In this paper, we used kallisto and eXpress as representative methods for model-based quantification as they demonstrate similar accuracy to other available quantification tools [41]. In particular, for Zeisel et al.’s dataset (Figs. 6 b and 8 a) we used these tools as a “negative control” to demonstrate the importance of the read-generating model when using quantified transcript abundances to obtain gene expression profiles and cluster single-cell data. Although the significant mismatch between the assumed model (i.e., full transcript length coverage) and the 3’-end bias in this dataset is expected to affect the quantification accuracy for each individual cell, our results show that such a mismatch further impacts the accuracy of clustering and cell-type classification. To evaluate the cell-type classification performance of kallisto and eXpress, we took the minimum of the error rates obtained with bias modeling turned on and off.

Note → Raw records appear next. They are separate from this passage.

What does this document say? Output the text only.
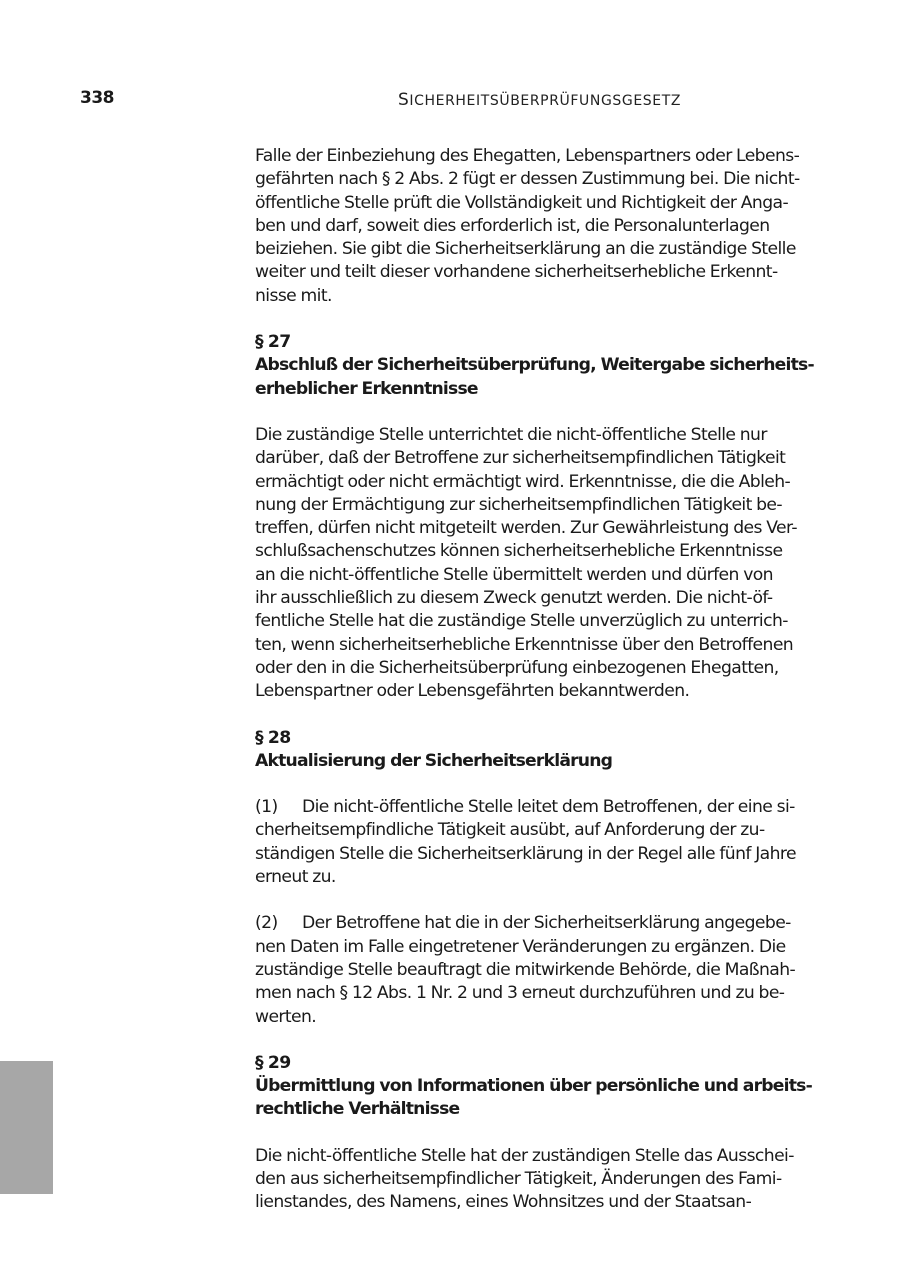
338	SICHERHEITSÜBERPRÜFUNGSGESETZ

Falle der Einbeziehung des Ehegatten, Lebenspartners oder Lebens-

gefährten nach § 2 Abs. 2 fügt er dessen Zustimmung bei. Die nicht-

öffentliche Stelle prüft die Vollständigkeit und Richtigkeit der Anga-

ben und darf, soweit dies erforderlich ist, die Personalunterlagen

beiziehen. Sie gibt die Sicherheitserklärung an die zuständige Stelle

weiter und teilt dieser vorhandene sicherheitserhebliche Erkennt-

nisse mit.

§ 27

Abschluß der Sicherheitsüberprüfung, Weitergabe sicherheits-

erheblicher Erkenntnisse

Die zuständige Stelle unterrichtet die nicht-öffentliche Stelle nur

darüber, daß der Betroffene zur sicherheitsempfindlichen Tätigkeit

ermächtigt oder nicht ermächtigt wird. Erkenntnisse, die die Ableh-

nung der Ermächtigung zur sicherheitsempfindlichen Tätigkeit be-

treffen, dürfen nicht mitgeteilt werden. Zur Gewährleistung des Ver-

schlußsachenschutzes können sicherheitserhebliche Erkenntnisse

an die nicht-öffentliche Stelle übermittelt werden und dürfen von

ihr ausschließlich zu diesem Zweck genutzt werden. Die nicht-öf-

fentliche Stelle hat die zuständige Stelle unverzüglich zu unterrich-

ten, wenn sicherheitserhebliche Erkenntnisse über den Betroffenen

oder den in die Sicherheitsüberprüfung einbezogenen Ehegatten,

Lebenspartner oder Lebensgefährten bekanntwerden.

§ 28

Aktualisierung der Sicherheitserklärung

(1) Die nicht-öffentliche Stelle leitet dem Betroffenen, der eine si-

cherheitsempfindliche Tätigkeit ausübt, auf Anforderung der zu-

ständigen Stelle die Sicherheitserklärung in der Regel alle fünf Jahre

erneut zu.

(2) Der Betroffene hat die in der Sicherheitserklärung angegebe-

nen Daten im Falle eingetretener Veränderungen zu ergänzen. Die

zuständige Stelle beauftragt die mitwirkende Behörde, die Maßnah-

men nach § 12 Abs. 1 Nr. 2 und 3 erneut durchzuführen und zu be-

werten.

§ 29

Übermittlung von Informationen über persönliche und arbeits-

rechtliche Verhältnisse

Die nicht-öffentliche Stelle hat der zuständigen Stelle das Ausschei-

den aus sicherheitsempfindlicher Tätigkeit, Änderungen des Fami-

lienstandes, des Namens, eines Wohnsitzes und der Staatsan-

For the Trapnell et al. dataset, we used kallisto to quantify transcript abundances and obtain the gene expression profiles within the clusters obtained from TCCs. Note that the read-generating model in this dataset is similar to the standard RNA-seq model that kallisto uses for quantification. More specifically, in Additional file 1: Figure S5a we quantified the corresponding cluster centers by running kallisto’s EM algorithm on the pooled TCCs of each cluster. Using kallisto in this setting resembles bulk RNA-seq quantification applied to the pooled reads coming from each individual cluster (instead of the entire population of cells). In Additional file 1: Figure S5b we further quantified randomly subsampled cells (20 cells per cluster) to obtain an accurate estimate of the gene expression variability within each cluster.

Visualization of cells and clusters

We used t-SNE [54] to visualize the cells and clusters in Figs. 6 a, 8 b, and Additional file 1: Figure S6a.

The left panel of Figs. 4 d, 5 a, b and Additional file 1: Figure S3a was created using an implementation [55] of the diffusion map algorithm of [56].

Availability of data and materials

The code used to generate the results presented in this paper is available online on GitHub [49]. All sequencing reads for the Zeisel et al. dataset [7] are available through Gene Expression Omnibus [GEO:GSE60361] and for the Trapnell et al. dataset [12] through [GEO:GSE52529]. The method is publically available on GitHub (https://github.com/govinda-kamath/clustering_on_transcript_compatibility_counts) under the MIT license.

Ethics

No ethics approval was required for this study.